Dernek Başkanı Yılmaz Bora, yaptığı yazılı açıklamada,   Cenevre konferansı öncesinde  Rumlar ve  Yunanların yine gerçeklere aykırı beyanlarını sıklaştırdıklarını ve “içeriden  elde ettikleri gafilleri kullanarak lehlerine bir ortam yaratmak için  çaba harcadıklarını” iddia etti.

Bora, Kıbrıs’ta iki ayrı egemen devletin varlığının esas alınmasına  karşı çıkanların,  kendi çıkarlarını düşündüklerini veya kötü niyetli olduklarını öne sürdü.
 
Bora,  Kıbrıs’ta meydana gelen sıkıntı ve sorunların yaratıcısı Yunanistan ile Kıbrıs Rumları olmasına rağmen hep masum ve haklı rolünü ürettikleri yalanlar ve entrikalarla başarılı bir şekilde yürütmekte olduklarını ifade etti.
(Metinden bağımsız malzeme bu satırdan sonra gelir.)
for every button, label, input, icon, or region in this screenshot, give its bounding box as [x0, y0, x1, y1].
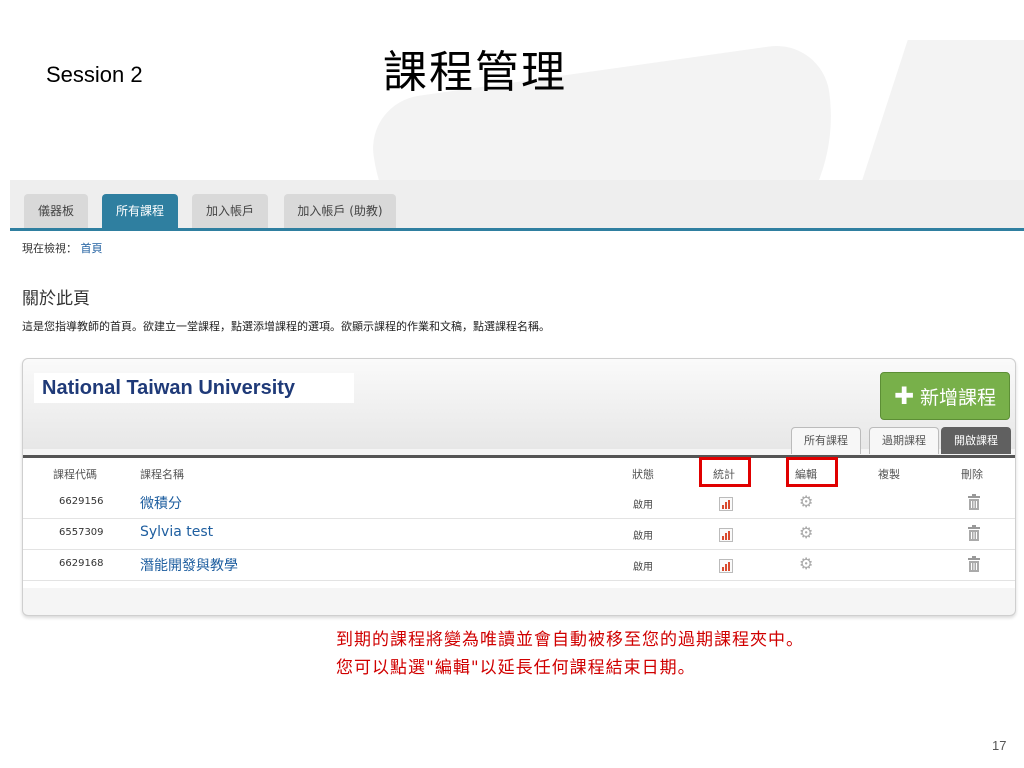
new-course-button[interactable]: ✚ 新增課程 — [880, 372, 1010, 420]
bar-chart-icon[interactable] — [719, 528, 733, 542]
tab-join-account-ta[interactable]: 加入帳戶 (助教) — [284, 194, 396, 228]
top-tab-bar: 儀器板 所有課程 加入帳戶 加入帳戶 (助教) — [10, 180, 1024, 231]
bar-chart-icon[interactable] — [719, 559, 733, 573]
header-delete: 刪除 — [961, 468, 983, 481]
annotation-note: 到期的課程將變為唯讀並會自動被移至您的過期課程夾中。 您可以點選"編輯"以延長任… — [336, 626, 804, 682]
panel-header: National Taiwan University ✚ 新增課程 所有課程 過期… — [23, 359, 1015, 454]
about-title: 關於此頁 — [22, 289, 90, 309]
course-status: 啟用 — [633, 500, 653, 511]
trash-icon[interactable] — [967, 556, 981, 572]
tab-dashboard[interactable]: 儀器板 — [24, 194, 88, 228]
gear-icon[interactable]: ⚙ — [799, 525, 815, 541]
page-number: 17 — [992, 738, 1007, 753]
note-line-1: 到期的課程將變為唯讀並會自動被移至您的過期課程夾中。 — [336, 630, 804, 650]
tab-all-courses[interactable]: 所有課程 — [102, 194, 178, 228]
note-line-2: 您可以點選"編輯"以延長任何課程結束日期。 — [336, 658, 696, 678]
institution-name: National Taiwan University — [42, 377, 296, 399]
institution-box: National Taiwan University — [34, 373, 354, 403]
trash-icon[interactable] — [967, 525, 981, 541]
header-copy: 複製 — [878, 468, 900, 481]
session-label: Session 2 — [46, 62, 143, 87]
header-course-name: 課程名稱 — [140, 468, 184, 481]
breadcrumb-label: 現在檢視： — [22, 242, 77, 255]
breadcrumb-home-link[interactable]: 首頁 — [81, 242, 103, 255]
course-name-link[interactable]: 微積分 — [140, 493, 182, 513]
slide-title: 課程管理 — [383, 47, 567, 98]
header-course-code: 課程代碼 — [53, 468, 97, 481]
table-row: 6629168 潛能開發與教學 啟用 ⚙ — [23, 550, 1015, 581]
course-panel: National Taiwan University ✚ 新增課程 所有課程 過期… — [22, 358, 1016, 616]
filter-tab-open[interactable]: 開啟課程 — [941, 427, 1011, 454]
filter-tab-expired[interactable]: 過期課程 — [869, 427, 939, 454]
header-status: 狀態 — [632, 468, 654, 481]
plus-icon: ✚ — [893, 382, 915, 410]
gear-icon[interactable]: ⚙ — [799, 494, 815, 510]
course-name-link[interactable]: 潛能開發與教學 — [140, 555, 238, 575]
tab-join-account[interactable]: 加入帳戶 — [192, 194, 268, 228]
about-text: 這是您指導教師的首頁。欲建立一堂課程，點選添增課程的選項。欲顯示課程的作業和文稿… — [22, 320, 550, 333]
table-row: 6557309 Sylvia test 啟用 ⚙ — [23, 519, 1015, 550]
course-table: 課程代碼 課程名稱 狀態 統計 編輯 複製 刪除 6629156 微積分 啟用 … — [23, 455, 1015, 588]
highlight-edit-column — [786, 457, 838, 487]
filter-tab-all[interactable]: 所有課程 — [791, 427, 861, 454]
gear-icon[interactable]: ⚙ — [799, 556, 815, 572]
course-code: 6629156 — [59, 496, 104, 507]
course-code: 6629168 — [59, 558, 104, 569]
trash-icon[interactable] — [967, 494, 981, 510]
bar-chart-icon[interactable] — [719, 497, 733, 511]
course-status: 啟用 — [633, 562, 653, 573]
course-code: 6557309 — [59, 527, 104, 538]
new-course-label: 新增課程 — [920, 387, 997, 409]
app-screenshot: 儀器板 所有課程 加入帳戶 加入帳戶 (助教) 現在檢視： 首頁 關於此頁 這是… — [10, 180, 1024, 620]
table-row: 6629156 微積分 啟用 ⚙ — [23, 488, 1015, 519]
breadcrumb: 現在檢視： 首頁 — [22, 240, 103, 256]
course-name-link[interactable]: Sylvia test — [140, 524, 213, 540]
highlight-stats-column — [699, 457, 751, 487]
course-status: 啟用 — [633, 531, 653, 542]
Bora,  1955’lerde EOKA tedhiş örgütünün açık silahlı eylemleri ile başlayan süreç ve onu takip eden gelişmeler dikkate alındığında karşı tarafın hep Enosis peşinde koştuğunu kaydetti.

Bora,  Cenevre’de 28 Haziran’da yapılması tasarlanan görüşmelere gitmeden önce Rumlar ile Yunanların ortaya koydukları görüşlere bakıldığında aynı zihniyetin devam ettiğinin  görüldüğünü belirtti.
 
21Aralık 1963’ten itibaren Kıbrıs’ta iki ayrı halktan iki ayrı idare oluştuğunu vurgulayan Bora, 1977 ve 1979 Doruk Antlaşmaları ile iki bölgelilik  ve  iki ayrı  otonom idarenin  varlığının  teyit ve kabul edildiğini ifade etti.

Bora, “Özel mülkiyet, dört özgürlük ve serbest dolaşım hakkı ileri sürülerek ve nüfus oranı dört Rum’a karşı Bir Türk ile sabit tutularak, Kıbrıs’ın gerçekleri ile bağdaşmayan tezlerle kalıcı ve yaşayabilir bir çözüme ulaşılamayacağı gibi aynı isteklerde ısrar edilirse bir çözüme ulaşılamayacağı aşikardır” dedi.

Bora, toprak ve mülkiyetin toplu takas ve tazminatlarla hallinin  öngörüldüğüne işaret ederek,  bir uzmanın tespitlerine göre Kıbrıs’ın yüzde 33’ünün tapulu Türk malı olduğunu, Vakıf mallarının Rumlara nasıl geçtiğinin de herkes tarafından bilinmekte olduğunu kaydetti.